First off, what is “Content Curation” ?
In simple terms: it’s gathering info about your area of expertise, and organizing it so your audience can understand it, and then sharing that content with your people.
You see, while basic marketing principles have not changed for years, we hear new “buzz words” especially in the online marketing world. And sometimes these buzz words sound more complicated than they are.
Here is Wikipedia’s definition of “Content Curation”:
Content curation is the process of gathering information relevant to a particular topic or area of interest. Services or people that implement content curation are called curators. Curation services can be used by businesses as well as end users. – Wikipedia
It’s a Great Way to Create Your Blog Posts
The word “curation” reminds us of a museum curator. A museum curator selects which pieces of art/artifacts should be displayed and organizes them in the gallery so that the visitors can really understand and enjoy them.
As a content curator, your job is to do the same with the information that other people create and share that with your audience.
Needless to say, this is a wonderful way to create a blog post! You are not creating your content from scratch this way, you are “curating” information around the internet that is helpful and useful to your market.
Why Content Curation is Hot
In this digital age, we are all loaded with information, which sometimes makes it difficult to find the information in a concise, organized manner.

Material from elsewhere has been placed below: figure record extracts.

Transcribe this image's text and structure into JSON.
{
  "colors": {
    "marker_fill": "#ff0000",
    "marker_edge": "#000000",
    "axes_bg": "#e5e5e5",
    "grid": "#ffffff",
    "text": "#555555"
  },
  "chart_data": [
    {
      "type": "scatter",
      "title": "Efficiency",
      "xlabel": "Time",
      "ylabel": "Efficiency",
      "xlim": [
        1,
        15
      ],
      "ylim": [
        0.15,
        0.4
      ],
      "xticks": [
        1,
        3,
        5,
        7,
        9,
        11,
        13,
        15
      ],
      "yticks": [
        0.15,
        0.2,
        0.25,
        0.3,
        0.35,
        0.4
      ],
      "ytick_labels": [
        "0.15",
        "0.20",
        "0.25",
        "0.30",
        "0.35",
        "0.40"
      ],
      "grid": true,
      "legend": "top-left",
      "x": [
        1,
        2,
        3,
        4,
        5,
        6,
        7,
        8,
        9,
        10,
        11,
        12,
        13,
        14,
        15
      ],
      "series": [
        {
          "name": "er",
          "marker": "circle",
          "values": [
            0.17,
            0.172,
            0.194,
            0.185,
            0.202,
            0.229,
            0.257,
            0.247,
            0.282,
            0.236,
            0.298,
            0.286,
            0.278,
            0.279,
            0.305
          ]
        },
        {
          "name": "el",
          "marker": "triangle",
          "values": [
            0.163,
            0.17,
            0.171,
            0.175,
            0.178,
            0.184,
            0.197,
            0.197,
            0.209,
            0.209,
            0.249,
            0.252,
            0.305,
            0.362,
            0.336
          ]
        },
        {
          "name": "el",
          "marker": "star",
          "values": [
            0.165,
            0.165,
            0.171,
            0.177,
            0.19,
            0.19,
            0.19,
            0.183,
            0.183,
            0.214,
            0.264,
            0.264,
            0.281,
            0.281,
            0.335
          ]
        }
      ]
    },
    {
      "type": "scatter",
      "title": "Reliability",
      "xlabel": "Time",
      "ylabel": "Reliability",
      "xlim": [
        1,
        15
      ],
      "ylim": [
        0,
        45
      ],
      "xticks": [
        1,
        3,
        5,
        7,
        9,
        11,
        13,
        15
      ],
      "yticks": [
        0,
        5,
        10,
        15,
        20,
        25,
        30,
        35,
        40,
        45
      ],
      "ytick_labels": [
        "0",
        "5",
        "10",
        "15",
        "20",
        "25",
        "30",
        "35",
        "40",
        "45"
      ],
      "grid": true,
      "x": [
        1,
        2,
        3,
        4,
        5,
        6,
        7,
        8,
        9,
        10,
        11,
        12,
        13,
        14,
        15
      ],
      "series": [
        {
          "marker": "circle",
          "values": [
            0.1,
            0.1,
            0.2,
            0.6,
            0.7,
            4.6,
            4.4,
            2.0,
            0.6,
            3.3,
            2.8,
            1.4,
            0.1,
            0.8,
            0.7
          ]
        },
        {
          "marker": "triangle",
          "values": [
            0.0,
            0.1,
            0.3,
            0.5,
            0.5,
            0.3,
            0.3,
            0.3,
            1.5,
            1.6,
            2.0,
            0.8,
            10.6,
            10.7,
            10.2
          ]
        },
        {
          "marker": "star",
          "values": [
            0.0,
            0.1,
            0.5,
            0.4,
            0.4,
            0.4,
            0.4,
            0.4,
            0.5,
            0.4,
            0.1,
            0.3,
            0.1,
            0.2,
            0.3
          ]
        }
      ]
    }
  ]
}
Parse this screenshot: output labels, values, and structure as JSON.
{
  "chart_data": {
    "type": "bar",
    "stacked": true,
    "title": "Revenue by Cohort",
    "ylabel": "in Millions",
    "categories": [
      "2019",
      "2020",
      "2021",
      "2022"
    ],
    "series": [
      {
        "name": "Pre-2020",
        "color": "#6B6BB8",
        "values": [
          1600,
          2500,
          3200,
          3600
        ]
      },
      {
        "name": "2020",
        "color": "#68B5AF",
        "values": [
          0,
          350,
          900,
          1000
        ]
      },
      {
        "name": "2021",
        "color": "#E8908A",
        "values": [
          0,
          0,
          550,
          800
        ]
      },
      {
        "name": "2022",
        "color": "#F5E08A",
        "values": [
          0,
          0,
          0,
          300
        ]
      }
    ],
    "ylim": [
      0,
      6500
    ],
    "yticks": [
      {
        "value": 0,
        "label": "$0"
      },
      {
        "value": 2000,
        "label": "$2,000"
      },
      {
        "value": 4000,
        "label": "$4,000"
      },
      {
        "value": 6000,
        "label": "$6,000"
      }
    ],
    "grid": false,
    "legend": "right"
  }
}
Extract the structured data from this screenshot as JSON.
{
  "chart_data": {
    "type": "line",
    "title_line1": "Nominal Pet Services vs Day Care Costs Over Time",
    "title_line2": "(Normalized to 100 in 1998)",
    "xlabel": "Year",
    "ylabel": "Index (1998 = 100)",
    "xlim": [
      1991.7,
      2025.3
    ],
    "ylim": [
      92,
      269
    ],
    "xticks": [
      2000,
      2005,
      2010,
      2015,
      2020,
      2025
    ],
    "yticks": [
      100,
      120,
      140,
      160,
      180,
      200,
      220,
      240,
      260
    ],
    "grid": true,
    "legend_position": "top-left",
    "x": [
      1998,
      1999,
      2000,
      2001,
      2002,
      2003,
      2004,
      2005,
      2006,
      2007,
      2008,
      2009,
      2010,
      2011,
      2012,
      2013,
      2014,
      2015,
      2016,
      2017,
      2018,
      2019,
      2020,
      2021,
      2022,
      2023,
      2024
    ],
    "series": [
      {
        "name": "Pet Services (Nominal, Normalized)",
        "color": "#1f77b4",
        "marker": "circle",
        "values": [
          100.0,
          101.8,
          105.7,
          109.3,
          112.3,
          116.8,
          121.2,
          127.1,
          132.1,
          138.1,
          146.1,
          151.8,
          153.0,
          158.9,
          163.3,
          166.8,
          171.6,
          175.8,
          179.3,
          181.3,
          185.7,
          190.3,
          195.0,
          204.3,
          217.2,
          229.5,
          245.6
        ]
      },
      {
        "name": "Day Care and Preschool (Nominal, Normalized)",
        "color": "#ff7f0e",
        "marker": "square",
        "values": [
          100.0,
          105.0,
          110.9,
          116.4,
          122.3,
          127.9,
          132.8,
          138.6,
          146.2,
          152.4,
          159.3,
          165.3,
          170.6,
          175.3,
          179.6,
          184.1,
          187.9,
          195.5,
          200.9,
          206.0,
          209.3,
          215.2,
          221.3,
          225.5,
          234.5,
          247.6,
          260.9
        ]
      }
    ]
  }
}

Say, Google makes an announcement about changing their search engine algorithm (in a very geeky language). All of a sudden, we start seeing all sorts of information on that topic flying all over the web, often making it difficult for us to find a simple, clear, and basic explanation of what we need to know about it so that we can take necessary actions. This is where content curation comes into play.
A content curator would do research on the topic, go through many articles, identify good ones, organize them, and present them in a way that’s helpful to the audience (ex. visitors to his/her blog) while adding his/her point of view on the topic. As a result, the audience will not need to go through the content they don’t need while being able to consume the content in less time. Plus, that extra point of view added by the curator could work to establish him/her as an authority on the topic and engage people.
Here is a short 1 min video that explains what Content Curation is:
As you see, content curation can be a wonderful marketing tool especially if you like research!
To recap:
- Identify what information you want to curate
- Organize the information you want to curate
- Share with your community the information have curated
Your audience will appreciate that you have cut through the clutter of information, and shared with them only the best! That, in essence, is Content Curation. 🙂
Want to learn more?
For those of you who are interested in learning more about content curation, here are some articles that are helpful to get started:
- A Beginner’s Guide to Content Curation (HootSuite)
- 11 Content Curation Tools Every Marketer Needs (HubSpot)
- The 3 Most Effective (And Overlooked) Content Curation Strategies (Content Marketing Institute)
See, I just did some content curation above. 🙂 Hope you’ll find the above list helpful.